Final answer:
To find the number of atoms of helium gas in a spherical balloon, we can use the ideal gas law equation PV = nRT. By rearranging the equation and plugging in the given values, we can calculate the number of moles of helium gas in the balloon. Finally, by multiplying the number of moles by Avogadro's number, we can determine the number of atoms.
Step-by-step explanation:
To determine the number of atoms of helium gas that fill a spherical balloon, we need to use the ideal gas law equation. The ideal gas law equation is PV = nRT, where P is the pressure, V is the volume, n is the number of moles, R is the ideal gas constant, and T is the temperature in kelvin. We can rearrange this equation to solve for n, the number of moles. n = PV / RT.
First, we need to convert the diameter of the balloon to radius by dividing it by 2: 29.8 cm / 2 = 14.9 cm = 0.149 m.
Using the formula for the volume of a sphere, V = (4/3)πr^3, we can calculate the volume of the balloon: V = (4/3)π(0.149 m)^3 = 0.537 L.
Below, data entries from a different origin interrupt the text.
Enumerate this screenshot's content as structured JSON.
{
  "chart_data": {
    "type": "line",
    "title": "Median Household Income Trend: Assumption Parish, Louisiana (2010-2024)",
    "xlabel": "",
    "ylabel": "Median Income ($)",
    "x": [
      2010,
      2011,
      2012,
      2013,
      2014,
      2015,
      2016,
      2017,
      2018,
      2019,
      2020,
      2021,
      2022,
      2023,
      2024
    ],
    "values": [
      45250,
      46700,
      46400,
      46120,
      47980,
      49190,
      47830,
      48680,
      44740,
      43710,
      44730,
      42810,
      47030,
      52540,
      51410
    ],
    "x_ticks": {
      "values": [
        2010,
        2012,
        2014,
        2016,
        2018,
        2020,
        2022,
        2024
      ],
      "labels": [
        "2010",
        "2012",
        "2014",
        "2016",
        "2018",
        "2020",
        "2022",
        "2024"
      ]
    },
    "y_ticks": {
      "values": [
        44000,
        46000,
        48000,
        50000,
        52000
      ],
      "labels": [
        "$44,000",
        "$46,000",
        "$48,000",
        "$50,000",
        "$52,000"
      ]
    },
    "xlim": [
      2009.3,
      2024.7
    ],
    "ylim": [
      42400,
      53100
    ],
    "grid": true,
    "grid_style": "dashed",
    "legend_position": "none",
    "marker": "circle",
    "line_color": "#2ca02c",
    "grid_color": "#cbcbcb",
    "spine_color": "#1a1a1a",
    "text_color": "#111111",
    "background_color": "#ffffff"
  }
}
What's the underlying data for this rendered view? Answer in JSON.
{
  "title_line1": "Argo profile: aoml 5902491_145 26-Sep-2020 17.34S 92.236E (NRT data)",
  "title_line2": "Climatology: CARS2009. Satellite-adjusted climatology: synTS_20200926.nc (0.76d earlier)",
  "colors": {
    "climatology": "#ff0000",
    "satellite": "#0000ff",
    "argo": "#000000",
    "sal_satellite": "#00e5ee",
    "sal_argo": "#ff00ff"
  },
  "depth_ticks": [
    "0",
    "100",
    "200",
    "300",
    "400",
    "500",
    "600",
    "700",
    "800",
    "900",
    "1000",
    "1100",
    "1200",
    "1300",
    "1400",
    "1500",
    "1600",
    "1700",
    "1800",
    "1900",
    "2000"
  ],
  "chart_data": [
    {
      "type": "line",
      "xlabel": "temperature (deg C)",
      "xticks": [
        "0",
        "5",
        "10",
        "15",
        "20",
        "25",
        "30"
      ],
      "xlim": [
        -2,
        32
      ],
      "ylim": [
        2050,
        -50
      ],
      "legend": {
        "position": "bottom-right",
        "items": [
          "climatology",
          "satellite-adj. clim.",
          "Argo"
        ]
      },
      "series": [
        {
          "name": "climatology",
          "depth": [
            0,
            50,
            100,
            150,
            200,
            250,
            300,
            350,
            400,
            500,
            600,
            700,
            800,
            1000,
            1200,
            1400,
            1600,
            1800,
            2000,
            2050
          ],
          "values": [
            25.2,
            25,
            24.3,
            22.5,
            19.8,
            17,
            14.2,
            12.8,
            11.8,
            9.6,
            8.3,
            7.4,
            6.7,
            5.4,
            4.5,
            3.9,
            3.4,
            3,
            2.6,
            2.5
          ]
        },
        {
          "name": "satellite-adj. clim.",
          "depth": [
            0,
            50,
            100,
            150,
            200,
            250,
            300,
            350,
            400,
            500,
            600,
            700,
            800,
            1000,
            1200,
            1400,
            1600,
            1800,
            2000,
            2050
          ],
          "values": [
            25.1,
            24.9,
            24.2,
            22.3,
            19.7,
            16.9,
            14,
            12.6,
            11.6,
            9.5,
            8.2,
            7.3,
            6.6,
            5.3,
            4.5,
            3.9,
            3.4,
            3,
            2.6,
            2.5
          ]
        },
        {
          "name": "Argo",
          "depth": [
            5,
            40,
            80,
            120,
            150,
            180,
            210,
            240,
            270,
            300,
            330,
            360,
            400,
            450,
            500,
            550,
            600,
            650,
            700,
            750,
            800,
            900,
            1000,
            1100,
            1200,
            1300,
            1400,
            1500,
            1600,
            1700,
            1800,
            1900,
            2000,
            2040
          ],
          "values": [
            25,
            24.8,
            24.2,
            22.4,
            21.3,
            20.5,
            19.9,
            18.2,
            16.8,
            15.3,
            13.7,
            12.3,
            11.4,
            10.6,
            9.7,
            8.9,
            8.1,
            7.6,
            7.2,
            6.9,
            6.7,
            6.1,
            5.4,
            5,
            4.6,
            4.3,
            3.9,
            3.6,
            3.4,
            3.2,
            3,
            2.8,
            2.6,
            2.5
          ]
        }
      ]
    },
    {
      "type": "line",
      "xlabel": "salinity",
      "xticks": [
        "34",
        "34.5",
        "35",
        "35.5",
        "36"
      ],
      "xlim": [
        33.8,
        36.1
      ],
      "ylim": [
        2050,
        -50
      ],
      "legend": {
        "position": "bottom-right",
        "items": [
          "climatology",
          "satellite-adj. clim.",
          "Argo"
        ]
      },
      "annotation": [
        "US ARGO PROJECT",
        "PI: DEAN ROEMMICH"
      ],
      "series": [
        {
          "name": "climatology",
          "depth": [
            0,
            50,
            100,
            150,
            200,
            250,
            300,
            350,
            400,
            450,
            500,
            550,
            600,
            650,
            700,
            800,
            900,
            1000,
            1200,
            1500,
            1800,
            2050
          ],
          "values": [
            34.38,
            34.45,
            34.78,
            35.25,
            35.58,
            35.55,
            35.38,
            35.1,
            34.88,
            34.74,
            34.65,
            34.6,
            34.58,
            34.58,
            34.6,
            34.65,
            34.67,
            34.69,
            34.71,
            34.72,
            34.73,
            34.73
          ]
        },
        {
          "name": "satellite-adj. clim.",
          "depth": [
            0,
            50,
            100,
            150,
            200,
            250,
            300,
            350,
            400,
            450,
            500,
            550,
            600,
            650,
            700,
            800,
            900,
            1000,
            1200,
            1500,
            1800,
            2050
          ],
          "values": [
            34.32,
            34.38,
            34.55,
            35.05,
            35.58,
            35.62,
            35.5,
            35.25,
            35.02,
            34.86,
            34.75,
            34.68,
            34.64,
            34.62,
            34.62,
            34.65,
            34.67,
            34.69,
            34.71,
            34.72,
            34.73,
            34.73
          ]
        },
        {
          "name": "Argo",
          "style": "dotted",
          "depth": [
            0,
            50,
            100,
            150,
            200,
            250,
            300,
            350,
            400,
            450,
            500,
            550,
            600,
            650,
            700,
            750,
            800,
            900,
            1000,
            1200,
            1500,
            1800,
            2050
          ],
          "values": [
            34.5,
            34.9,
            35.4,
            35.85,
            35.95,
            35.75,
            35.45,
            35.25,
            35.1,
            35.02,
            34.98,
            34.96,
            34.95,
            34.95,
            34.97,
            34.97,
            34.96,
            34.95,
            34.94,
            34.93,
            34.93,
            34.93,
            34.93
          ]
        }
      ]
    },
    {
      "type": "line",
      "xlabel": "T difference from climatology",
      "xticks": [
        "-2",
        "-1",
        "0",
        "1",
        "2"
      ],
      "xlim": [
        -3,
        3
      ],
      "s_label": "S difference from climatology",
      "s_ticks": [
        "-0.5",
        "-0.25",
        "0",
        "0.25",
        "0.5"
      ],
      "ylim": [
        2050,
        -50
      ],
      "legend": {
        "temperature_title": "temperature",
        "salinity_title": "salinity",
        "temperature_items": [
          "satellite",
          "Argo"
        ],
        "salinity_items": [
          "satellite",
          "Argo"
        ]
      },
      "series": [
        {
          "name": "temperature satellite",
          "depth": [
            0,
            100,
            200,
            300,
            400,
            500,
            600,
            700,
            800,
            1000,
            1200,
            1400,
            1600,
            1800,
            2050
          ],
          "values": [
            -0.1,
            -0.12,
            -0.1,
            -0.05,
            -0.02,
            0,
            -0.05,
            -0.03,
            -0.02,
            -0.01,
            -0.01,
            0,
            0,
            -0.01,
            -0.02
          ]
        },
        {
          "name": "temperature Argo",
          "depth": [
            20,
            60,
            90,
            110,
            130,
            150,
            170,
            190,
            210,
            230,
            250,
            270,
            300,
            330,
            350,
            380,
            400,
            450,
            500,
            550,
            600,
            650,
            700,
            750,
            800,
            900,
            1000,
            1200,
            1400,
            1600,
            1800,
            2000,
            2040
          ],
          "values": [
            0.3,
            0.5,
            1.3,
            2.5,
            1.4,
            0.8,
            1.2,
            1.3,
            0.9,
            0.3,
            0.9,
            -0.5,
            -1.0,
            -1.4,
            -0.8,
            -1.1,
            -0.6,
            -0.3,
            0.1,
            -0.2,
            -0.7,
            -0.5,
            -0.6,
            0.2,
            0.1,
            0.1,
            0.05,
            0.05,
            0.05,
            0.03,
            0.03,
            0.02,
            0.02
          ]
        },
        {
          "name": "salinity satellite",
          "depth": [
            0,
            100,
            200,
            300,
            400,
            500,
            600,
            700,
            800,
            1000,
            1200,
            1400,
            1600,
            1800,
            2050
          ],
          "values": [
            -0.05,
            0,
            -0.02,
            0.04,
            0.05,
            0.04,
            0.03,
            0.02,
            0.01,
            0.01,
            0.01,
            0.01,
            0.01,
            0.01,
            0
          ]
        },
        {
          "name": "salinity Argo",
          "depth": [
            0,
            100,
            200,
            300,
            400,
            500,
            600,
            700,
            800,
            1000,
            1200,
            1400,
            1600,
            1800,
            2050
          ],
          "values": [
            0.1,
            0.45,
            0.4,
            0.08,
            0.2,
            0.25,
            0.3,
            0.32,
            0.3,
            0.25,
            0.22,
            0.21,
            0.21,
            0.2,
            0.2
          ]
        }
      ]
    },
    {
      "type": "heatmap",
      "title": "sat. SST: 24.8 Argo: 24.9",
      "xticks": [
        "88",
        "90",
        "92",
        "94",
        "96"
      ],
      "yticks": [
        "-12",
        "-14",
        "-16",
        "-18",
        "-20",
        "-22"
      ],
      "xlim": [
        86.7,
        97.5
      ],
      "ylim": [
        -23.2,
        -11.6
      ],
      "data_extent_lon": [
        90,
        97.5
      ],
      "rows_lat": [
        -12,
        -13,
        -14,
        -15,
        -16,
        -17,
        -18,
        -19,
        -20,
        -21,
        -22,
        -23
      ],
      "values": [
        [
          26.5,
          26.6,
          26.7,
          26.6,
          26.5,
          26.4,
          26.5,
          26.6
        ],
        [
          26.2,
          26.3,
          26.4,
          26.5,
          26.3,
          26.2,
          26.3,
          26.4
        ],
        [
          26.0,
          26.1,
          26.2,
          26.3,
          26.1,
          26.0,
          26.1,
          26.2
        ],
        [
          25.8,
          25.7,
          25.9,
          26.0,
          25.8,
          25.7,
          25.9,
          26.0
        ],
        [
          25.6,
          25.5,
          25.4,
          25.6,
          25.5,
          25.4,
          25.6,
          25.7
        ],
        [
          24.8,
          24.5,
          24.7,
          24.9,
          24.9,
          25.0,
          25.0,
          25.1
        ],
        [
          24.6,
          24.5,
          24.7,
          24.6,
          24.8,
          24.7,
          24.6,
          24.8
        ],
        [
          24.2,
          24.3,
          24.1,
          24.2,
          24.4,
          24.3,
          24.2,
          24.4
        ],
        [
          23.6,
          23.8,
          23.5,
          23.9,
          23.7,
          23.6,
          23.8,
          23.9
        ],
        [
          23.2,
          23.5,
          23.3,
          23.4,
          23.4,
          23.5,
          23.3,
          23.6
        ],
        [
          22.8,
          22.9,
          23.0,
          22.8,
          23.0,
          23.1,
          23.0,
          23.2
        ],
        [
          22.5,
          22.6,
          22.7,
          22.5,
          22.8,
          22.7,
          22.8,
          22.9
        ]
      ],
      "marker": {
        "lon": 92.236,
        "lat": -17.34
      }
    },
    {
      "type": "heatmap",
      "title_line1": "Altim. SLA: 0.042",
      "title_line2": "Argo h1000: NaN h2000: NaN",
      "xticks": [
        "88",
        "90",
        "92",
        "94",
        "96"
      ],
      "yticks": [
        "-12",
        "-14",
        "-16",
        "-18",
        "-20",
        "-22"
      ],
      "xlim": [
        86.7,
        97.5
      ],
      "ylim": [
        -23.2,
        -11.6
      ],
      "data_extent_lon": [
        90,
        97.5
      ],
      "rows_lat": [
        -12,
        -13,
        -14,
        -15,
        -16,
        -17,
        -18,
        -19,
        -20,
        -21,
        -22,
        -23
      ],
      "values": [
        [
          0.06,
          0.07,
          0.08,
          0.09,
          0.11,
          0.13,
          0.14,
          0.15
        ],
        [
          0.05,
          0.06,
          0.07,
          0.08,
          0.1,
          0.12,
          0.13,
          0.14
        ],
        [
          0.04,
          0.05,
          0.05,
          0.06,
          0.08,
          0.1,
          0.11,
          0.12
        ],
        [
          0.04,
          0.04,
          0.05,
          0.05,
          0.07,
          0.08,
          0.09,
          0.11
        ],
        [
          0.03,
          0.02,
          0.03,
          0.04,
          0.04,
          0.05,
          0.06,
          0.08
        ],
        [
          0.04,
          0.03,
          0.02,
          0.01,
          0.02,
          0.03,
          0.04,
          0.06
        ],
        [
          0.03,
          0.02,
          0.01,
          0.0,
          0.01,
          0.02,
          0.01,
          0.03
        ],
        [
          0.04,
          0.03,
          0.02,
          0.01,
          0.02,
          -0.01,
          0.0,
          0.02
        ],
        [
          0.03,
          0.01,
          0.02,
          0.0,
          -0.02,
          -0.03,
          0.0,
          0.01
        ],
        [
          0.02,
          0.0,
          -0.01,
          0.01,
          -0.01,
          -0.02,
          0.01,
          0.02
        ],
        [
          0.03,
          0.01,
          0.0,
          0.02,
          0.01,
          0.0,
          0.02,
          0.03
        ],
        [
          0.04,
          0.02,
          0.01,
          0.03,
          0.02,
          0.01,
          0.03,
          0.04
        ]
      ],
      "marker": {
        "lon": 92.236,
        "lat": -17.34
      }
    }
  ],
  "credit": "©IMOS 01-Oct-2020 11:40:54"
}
Next, we need to convert the temperature to kelvin by adding 273.15: 19.0°C + 273.15 = 292.15 K.
Plugging in the values into the ideal gas law equation, we get n = (1.00 atm)(0.537 L) / (0.0821 L•atm/mol•K)(292.15 K) = 0.00984 mol.
Finally, we can calculate the number of atoms by multiplying the number of moles by Avogadro's number, which is 6.022 x 10^23 atoms/mol. Number of atoms = (0.00984 mol)(6.022 x 10^23 atoms/mol) = 5.925 x 10^21 atoms.